La Bundesbank déclare que l’Allemagne traverse une « phase de faiblesse » et prévoit une nouvelle stagnation du PIB.

MADRID, 21 août (CALPA PARIS) –

L’économie allemande traverse une « phase de faiblesse », après la stagnation de l’activité entre avril et juin, qui fait suite à une contraction d’un dixième de point de pourcentage au cours des trois premiers mois de l’année, selon la Bundesbank, la banque centrale allemande, qui prévient que la « locomotive européenne » risque de rester paralysée au troisième trimestre.

« La production économique devrait plus ou moins stagner au troisième trimestre », indique l’institution dans son bulletin mensuel du mois d’août, où elle estime probable que l’activité économique de l’Allemagne reste à nouveau pratiquement inchangée entre juillet et septembre 2023.

Dans ce sens, la banque centrale allemande souligne que, même si la vigueur de l’emploi et la forte croissance des salaires, ainsi que le recul de l’inflation, vont stimuler la reprise de la consommation privée et, par conséquent, du secteur des services, il semble que la production industrielle restera faible, car la demande étrangère a été orientée à la baisse.
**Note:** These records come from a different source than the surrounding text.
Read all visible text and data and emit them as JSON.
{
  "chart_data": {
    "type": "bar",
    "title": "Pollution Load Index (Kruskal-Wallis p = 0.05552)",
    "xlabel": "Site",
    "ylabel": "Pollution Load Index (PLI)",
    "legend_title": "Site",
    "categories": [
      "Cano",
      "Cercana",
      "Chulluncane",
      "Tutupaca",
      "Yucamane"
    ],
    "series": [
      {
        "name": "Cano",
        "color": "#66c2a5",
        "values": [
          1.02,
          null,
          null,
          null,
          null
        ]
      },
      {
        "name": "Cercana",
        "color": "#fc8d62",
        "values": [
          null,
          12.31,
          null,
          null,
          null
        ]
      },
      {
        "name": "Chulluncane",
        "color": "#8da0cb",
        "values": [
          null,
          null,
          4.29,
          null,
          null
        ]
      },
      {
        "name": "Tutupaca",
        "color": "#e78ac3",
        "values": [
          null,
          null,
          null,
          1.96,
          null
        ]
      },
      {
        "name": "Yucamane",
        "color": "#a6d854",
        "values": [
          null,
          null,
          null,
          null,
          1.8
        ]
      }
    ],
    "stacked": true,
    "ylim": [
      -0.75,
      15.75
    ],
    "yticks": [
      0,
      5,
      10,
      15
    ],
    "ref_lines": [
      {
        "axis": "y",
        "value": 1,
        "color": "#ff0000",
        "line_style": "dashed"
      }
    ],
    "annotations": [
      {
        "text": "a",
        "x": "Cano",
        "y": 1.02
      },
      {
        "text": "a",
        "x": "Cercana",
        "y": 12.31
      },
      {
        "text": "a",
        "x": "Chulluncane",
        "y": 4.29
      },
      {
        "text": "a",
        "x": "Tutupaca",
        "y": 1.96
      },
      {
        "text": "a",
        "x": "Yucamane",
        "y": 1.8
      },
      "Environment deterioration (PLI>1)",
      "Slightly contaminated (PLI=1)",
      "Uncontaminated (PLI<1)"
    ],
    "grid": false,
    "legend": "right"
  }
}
En outre, bien que certains sous-secteurs de l’industrie et de la construction continuent de bénéficier d’un important carnet de commandes et que l’élimination des goulets d’étranglement permette un traitement plus rapide des commandes, la hausse des coûts de financement « continuera de peser » sur l’investissement et de freiner la demande dans le secteur de la construction.

À cet égard, elle avertit que la hausse des coûts de financement résultant des hausses de taux de la Banque centrale européenne (BCE) a pesé sur la demande de construction et de biens d’équipement et a ralenti le crédit, y compris une baisse substantielle de la demande de prêts hypothécaires de la part des ménages, ainsi que la demande de crédit des entreprises.

A lire aussi  Les exportations allemandes ont encore baissé en septembre pour atteindre 2,4 %.

« L’économie allemande traverse toujours une phase de faiblesse », a résumé la Bundesbank, avertissant que l’évolution de l’économie réelle aurait pu être encore plus faible sans le carnet de commandes dans certains secteurs de l’industrie et de la construction, la réduction des goulets d’étranglement de l’offre et la force du marché du travail, qui a agi comme un vent arrière pour l’économie.

AUGMENTATION DES SALAIRES ET INFLATION

À cet égard, la Bundesbank souligne que, malgré la phase actuelle de faiblesse conjoncturelle, le marché du travail s’avère assez robuste, bien que le rythme élevé de la croissance de l’emploi ait nettement ralenti et que le chômage ait augmenté modérément, ce qui a légèrement atténué l’étroitesse du marché du travail.

En tout état de cause, l’institution souligne que les indicateurs avancés suggèrent que l’emploi restera stable au cours des prochains mois et que le chômage continuera à augmenter faiblement.

Ainsi, après une croissance considérable des salaires au deuxième trimestre, la banque centrale allemande estime que des accords salariaux à la hausse sont probables dans les mois à venir.

Sur le front de l’inflation, alors que le taux global est passé de 8,8 % à 6,9 % au deuxième trimestre 2023 en raison de la forte augmentation des prix de l’énergie l’année précédente et de la dissipation de cet effet de base, les prix des services ont augmenté de manière significative, de sorte que le taux sous-jacent, qui exclut les composantes volatiles de l’énergie et de l’alimentation, est resté obstinément ferme à 5,6 % au deuxième trimestre, par rapport à 5,5 % au trimestre précédent.

A lire aussi  Ecolumber perd 11,2 millions d'euros en juin, soit près de sept fois plus, sur fond de restructuration

La Bundesbank s’attend donc à ce que l’inflation, dans l’état actuel des choses, continue de baisser au cours des prochains mois, principalement en raison d’une contribution de plus en plus négative des prix de l’énergie.

En revanche, elle note que la croissance des salaires devrait rester forte, même en début d’année, de sorte que le taux d’inflation devrait rester plus longtemps supérieur à 2 %.